Enfarado das mulheres superfinas que civilizavam o sexo, Lúcio não se esquecera de sua beldade matuta, corada pelo sol e cheirando a si mesma.”

Seu bucolismo fôra uma criação lírica. A paisagem perdera aquele sentido solidário. Escravizara-se às formas exteriores refletidas em sua sensibilidade; mas das árvores só lhe restavam n’alma as sombras úmidas.

O que lhe parecera o sentimento da natureza fôra uma subordinação vulgar.

O espírito moderno enfastiava-se da mesmice do campo, do eterno espetáculo de flores e cantos. Amofinava-se dentro dessa alegria natural como um doente de indigestão que sofre da felicidade do estômago cheio.

Não distinguia as variedades da estação: as mangueiras e os cajueiros sujos de sangue, sangrando na folhagem nupcial; abacateiros floridos cobertos de insetos, com as copas musicais, como violinos em surdina; o jatobá carregado, batendo num barulho de castanholas…”

A noite nua, sem o maillot das nuvens, nas negligências da solidão, tomava um banho de leite.

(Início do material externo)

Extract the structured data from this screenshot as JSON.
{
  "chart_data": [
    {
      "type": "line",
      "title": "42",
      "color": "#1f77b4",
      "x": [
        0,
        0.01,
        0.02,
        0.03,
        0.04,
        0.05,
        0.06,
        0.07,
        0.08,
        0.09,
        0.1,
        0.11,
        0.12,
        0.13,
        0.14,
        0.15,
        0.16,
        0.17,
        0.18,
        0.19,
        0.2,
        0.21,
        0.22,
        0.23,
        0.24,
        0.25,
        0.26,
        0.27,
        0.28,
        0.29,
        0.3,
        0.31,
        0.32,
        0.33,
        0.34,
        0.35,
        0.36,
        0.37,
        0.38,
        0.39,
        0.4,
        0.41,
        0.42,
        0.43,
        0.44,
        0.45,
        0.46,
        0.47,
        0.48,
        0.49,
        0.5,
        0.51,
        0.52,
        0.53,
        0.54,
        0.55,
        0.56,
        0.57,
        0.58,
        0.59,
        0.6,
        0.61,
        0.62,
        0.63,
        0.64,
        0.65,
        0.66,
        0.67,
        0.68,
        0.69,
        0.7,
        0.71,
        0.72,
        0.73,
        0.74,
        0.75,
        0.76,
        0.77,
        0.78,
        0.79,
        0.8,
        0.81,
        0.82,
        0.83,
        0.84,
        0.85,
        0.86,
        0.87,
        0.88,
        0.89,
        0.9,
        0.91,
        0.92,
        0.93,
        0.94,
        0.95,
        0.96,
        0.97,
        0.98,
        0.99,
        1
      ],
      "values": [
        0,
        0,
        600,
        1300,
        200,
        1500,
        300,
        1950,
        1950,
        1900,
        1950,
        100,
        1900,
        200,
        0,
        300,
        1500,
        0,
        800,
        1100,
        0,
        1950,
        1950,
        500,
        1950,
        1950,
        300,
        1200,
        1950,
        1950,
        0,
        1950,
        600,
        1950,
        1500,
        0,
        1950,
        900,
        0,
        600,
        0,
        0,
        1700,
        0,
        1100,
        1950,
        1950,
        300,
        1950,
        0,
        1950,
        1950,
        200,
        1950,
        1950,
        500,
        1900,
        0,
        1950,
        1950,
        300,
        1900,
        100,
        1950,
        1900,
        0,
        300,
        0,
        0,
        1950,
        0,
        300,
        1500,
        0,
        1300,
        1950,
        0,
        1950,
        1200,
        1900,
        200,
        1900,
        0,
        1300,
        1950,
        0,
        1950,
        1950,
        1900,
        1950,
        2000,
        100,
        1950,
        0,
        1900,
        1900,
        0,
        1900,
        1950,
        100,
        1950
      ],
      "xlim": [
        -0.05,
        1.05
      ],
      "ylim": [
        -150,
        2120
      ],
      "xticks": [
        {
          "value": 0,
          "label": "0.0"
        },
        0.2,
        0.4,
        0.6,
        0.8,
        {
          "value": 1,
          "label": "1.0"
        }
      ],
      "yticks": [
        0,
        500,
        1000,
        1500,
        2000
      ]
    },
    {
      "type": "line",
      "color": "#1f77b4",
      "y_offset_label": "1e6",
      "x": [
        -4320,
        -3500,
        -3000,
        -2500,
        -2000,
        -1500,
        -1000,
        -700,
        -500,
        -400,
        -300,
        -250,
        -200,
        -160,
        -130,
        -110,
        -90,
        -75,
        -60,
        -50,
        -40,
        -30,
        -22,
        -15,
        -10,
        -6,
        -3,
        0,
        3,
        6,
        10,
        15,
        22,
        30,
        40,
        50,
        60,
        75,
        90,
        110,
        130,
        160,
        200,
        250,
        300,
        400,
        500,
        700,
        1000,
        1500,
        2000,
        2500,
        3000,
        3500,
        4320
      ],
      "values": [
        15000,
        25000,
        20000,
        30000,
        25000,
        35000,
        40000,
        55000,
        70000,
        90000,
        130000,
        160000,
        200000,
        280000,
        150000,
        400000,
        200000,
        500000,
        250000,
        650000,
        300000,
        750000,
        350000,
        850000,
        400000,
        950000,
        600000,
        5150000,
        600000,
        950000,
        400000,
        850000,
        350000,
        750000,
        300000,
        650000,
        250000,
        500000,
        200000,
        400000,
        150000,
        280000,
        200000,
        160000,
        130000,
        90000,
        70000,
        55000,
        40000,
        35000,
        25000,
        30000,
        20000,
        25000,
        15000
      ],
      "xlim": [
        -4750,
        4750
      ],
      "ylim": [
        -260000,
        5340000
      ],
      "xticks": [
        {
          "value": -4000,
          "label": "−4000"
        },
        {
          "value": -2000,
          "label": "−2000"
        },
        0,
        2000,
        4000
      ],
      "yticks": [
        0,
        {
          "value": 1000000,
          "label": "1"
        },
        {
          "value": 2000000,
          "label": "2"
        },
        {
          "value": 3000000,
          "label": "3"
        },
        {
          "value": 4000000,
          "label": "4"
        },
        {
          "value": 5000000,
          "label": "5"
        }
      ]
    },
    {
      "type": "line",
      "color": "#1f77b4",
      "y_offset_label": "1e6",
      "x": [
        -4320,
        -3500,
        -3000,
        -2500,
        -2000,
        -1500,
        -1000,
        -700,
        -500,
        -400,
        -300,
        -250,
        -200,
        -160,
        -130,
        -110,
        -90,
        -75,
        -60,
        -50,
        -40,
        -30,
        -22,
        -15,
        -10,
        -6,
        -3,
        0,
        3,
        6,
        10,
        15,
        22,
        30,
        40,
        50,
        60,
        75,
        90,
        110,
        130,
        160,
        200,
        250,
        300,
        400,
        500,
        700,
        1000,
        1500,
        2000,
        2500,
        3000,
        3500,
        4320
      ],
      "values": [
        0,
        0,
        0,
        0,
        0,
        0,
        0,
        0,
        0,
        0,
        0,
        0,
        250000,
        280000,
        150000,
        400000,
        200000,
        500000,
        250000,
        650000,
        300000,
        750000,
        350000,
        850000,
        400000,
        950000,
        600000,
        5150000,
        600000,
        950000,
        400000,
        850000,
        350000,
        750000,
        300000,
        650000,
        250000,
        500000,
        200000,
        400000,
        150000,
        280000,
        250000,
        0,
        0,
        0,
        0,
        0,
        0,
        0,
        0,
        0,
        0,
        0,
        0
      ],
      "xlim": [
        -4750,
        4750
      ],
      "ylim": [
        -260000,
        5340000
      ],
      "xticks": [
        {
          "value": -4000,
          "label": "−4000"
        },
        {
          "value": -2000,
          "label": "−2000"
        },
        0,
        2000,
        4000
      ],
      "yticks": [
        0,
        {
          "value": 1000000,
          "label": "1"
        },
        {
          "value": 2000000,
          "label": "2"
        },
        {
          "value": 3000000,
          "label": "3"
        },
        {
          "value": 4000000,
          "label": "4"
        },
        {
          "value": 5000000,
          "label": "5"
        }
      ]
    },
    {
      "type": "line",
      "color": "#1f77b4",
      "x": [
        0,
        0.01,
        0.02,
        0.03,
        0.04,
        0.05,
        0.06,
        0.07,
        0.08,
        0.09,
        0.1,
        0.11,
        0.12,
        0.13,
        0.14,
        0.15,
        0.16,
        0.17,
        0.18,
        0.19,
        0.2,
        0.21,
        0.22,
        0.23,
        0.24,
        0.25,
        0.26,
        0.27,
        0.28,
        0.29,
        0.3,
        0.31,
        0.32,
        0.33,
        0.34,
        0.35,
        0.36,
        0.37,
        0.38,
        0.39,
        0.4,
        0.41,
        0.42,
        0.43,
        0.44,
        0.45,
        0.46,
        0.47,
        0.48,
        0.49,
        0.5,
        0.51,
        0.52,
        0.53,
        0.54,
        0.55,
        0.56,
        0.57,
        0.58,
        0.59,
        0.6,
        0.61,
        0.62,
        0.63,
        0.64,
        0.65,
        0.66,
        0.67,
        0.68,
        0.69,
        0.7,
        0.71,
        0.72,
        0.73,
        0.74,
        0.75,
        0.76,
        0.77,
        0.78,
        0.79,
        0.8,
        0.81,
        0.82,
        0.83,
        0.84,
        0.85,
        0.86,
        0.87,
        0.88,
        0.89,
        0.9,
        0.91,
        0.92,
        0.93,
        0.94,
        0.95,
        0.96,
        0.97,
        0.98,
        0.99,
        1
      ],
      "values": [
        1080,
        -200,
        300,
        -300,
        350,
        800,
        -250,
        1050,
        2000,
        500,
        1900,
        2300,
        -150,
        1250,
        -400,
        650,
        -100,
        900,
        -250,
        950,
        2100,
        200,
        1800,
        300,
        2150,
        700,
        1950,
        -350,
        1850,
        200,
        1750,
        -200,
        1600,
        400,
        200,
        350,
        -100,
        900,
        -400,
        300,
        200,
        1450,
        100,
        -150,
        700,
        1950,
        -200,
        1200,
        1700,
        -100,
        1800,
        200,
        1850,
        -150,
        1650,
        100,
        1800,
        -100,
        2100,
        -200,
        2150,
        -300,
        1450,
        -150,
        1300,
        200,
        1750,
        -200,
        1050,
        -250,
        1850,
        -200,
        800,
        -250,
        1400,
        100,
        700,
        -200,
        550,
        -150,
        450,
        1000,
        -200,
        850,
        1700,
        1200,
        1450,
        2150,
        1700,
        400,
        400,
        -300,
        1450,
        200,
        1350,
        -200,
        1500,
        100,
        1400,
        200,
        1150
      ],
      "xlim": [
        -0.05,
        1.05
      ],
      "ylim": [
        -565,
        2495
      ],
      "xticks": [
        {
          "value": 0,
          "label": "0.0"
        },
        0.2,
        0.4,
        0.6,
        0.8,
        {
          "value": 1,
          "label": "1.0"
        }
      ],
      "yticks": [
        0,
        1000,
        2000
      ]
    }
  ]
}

E a brancura tangível escorria molhando as coisas adormecidas. (…) Um ruidoso meio-dia à meia-noite.”

Mulher é como fruita: quando cai, apodrece…”

Falava baixo, com a fadiga da voz. Batia os dedos em tudo, como num teclado.

Não se sentava que não enterrasse a cara nas mãos. E deu-lhe voltar aos antigos hábitos – à solidão voluntário do quarto de dormir.

Refugiava-se nos livros de uma invenção fantástica que lhe haviam desorganizado a sensibilidade.

Tendo presentes os conselhos de Milonga, tornou, um dia, a rabiscar na parede com o veneno pessimista:

O amor é o caixeiro-viajante da propagação da espécie.

Nós compramos as mulheres perdidas e as mulheres honestas nos compram. É o regime instituído pelos interesses sexuais.

Há uma generosidade egoísta: a de quem ama sem ser amado.”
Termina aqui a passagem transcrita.